One of the greatest lessons I've learned is that you don't get what you don't ask for. Come prepared with an idea of how this professional can help you and at the end of the call politely ask them.
There were multiple occasions where a professional started or ended the chat with "how can I help?". It is important to have your ask ready -- although I would delay asking until the end.
"This conversation really validated my interest in [this job]. I think it's a great fit for me because of my interest/experience in [keep this very brief]. [Insert Ask]. Some examples of the ask:
- Get connected to someone else "it would be great to get another perspective on [xyz]. Is there anyone you could put me in touch with?"
- Inquire about a hidden internship/job opportunity "do you know of any opportunities at [your company] or [your team]?"
- Subtly ask for a referral/application bump "I just applied to the [job name] posting online. Is there anything I can do to improve my chances of getting an interview?"
- Ask them about next-steps in the process "What are the next steps in the process to be considered for [this team/job]?"

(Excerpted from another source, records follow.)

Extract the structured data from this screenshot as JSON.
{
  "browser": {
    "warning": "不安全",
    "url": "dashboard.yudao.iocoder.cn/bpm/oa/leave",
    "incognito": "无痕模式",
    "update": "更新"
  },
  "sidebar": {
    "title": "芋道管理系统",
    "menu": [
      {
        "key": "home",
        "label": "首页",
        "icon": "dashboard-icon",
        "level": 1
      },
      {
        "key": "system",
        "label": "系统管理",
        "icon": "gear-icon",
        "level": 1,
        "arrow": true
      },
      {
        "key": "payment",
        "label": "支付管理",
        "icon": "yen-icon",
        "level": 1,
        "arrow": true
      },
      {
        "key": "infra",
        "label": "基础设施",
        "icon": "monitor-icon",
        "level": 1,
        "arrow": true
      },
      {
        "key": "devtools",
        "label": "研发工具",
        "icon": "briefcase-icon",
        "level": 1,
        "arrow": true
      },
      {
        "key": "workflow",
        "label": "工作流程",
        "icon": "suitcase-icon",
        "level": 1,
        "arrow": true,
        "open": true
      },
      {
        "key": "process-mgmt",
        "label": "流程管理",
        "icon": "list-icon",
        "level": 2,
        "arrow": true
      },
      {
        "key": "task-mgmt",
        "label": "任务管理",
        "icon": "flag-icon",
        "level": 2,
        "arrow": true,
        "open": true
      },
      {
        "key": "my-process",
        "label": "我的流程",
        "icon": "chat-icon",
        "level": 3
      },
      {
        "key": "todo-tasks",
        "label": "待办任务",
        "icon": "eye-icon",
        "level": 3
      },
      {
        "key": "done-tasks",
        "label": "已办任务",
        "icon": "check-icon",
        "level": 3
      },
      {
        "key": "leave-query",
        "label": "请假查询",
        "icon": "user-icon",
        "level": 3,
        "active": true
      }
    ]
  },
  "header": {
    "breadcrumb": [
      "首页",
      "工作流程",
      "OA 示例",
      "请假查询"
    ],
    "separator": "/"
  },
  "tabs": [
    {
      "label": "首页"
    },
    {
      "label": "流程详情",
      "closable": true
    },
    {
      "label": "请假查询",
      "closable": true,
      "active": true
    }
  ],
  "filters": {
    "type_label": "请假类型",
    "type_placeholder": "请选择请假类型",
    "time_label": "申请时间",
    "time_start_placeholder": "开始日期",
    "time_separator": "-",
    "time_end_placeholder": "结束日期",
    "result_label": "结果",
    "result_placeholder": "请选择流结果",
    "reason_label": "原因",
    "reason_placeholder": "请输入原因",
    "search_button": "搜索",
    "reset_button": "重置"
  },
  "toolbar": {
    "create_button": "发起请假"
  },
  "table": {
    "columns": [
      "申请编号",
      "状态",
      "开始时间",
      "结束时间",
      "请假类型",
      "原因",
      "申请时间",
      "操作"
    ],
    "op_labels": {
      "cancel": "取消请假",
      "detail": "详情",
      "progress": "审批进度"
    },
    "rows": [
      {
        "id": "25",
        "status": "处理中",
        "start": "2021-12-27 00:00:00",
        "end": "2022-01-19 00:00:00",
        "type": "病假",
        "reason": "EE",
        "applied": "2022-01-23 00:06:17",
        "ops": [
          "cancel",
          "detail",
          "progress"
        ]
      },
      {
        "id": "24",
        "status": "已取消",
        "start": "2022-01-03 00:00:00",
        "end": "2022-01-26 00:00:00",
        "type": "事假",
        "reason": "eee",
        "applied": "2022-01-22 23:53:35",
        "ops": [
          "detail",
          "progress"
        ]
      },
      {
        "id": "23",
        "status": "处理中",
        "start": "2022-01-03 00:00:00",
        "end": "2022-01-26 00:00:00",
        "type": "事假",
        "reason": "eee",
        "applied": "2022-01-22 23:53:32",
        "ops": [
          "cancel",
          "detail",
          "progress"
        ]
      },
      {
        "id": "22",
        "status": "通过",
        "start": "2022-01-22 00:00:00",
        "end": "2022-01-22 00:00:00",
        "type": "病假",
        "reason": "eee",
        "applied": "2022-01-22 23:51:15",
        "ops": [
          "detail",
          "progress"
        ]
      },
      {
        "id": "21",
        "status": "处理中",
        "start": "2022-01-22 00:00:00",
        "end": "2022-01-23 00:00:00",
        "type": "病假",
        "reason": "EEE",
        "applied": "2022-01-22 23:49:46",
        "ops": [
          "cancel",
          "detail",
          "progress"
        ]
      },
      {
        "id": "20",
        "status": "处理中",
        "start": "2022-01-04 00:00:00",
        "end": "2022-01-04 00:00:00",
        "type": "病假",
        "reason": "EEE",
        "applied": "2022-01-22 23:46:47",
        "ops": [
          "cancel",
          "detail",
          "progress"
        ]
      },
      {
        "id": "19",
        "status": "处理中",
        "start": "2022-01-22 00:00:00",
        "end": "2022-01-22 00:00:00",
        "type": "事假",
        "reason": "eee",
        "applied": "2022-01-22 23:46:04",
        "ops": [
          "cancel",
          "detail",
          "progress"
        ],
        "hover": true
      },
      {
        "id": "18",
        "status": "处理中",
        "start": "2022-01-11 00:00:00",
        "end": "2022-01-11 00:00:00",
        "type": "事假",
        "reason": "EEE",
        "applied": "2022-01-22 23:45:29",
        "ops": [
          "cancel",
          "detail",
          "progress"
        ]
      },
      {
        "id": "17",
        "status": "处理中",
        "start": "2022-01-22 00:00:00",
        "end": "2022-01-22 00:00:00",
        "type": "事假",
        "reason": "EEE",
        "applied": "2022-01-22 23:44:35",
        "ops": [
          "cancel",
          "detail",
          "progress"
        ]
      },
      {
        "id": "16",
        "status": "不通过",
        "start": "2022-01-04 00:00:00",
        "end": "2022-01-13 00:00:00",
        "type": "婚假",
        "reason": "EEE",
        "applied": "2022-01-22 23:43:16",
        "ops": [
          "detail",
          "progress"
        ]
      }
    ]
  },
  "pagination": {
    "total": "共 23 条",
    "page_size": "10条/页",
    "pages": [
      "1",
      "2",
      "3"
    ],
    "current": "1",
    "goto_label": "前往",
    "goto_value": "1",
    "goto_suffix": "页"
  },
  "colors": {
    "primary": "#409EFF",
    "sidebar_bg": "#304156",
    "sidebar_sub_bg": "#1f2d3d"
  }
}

Whatever it is, make the ask. Now here's the secret to making this work. As soon as you finish making the ask, DO NOT SAY ANYTHING ELSE. Stop. Silence. Yes, it's awkward. But hang in there and wait. This puts the ball in their court to either accept your ask and immediately help you out, flat-out reject your ask (only happened to me once), or make up some wishy-washy answer that probably won't help you.
Either way, you need to give them space to say something. You've worked hard sending those cold emails and engaging in a great conversation --don't let it go to waste.
An important note: these chats are best done when you don't immediately need something (like a referral 2 weeks before the interviews start). Otherwise the chat will seem transactional and the other person won't be invested in helping you. The goal is to build a genuine relationship with this person. In the future, I'll discuss how you can keep in touch with professionals from successful chats.(29-30 mins)Thank Them and Offer Your Help
End the call by thanking them for their time, and say "if there's ever anything I can help you with, please reach out!" This is an easy way to add value.
Phew, done. You did it!
How do I know if a chat was successful?
There are 3 main ways to gauge if your chat was successful:
- Did it seem like the other person wanted to be there? Were they enthusiastic and energetic?
- How long did the call last? The goal is to keep the conversation going for at least 25-30 mins. Usually the longer the better -- they have the power to end the call whenever they want. You don't need to cut it short if it's going well.
- Are they willing to help you with your ask? In my chats, ~60% immediately helped with my ask and ~40% gave some wishy-washy answer that usually didn't help. Only 1 person flat-out rejected me. Needless to say, I knew that call didn't go so well.
Remember, if they reject you it's okay. Don't let it hurt your moral -- it's just 1 chat with a stranger.
It may sound ridiculous, but this really is the secret to building your network in any company or industry you want. Once you do multiple chats, you'll get more comfortable and start to develop your own style.
Each of these chats has the power to directly lead to an interview or job offer... even with the most competitive companies. I promise if you do this 5+ times, you'll discover amazing opportunities that can alter the trajectory of your career.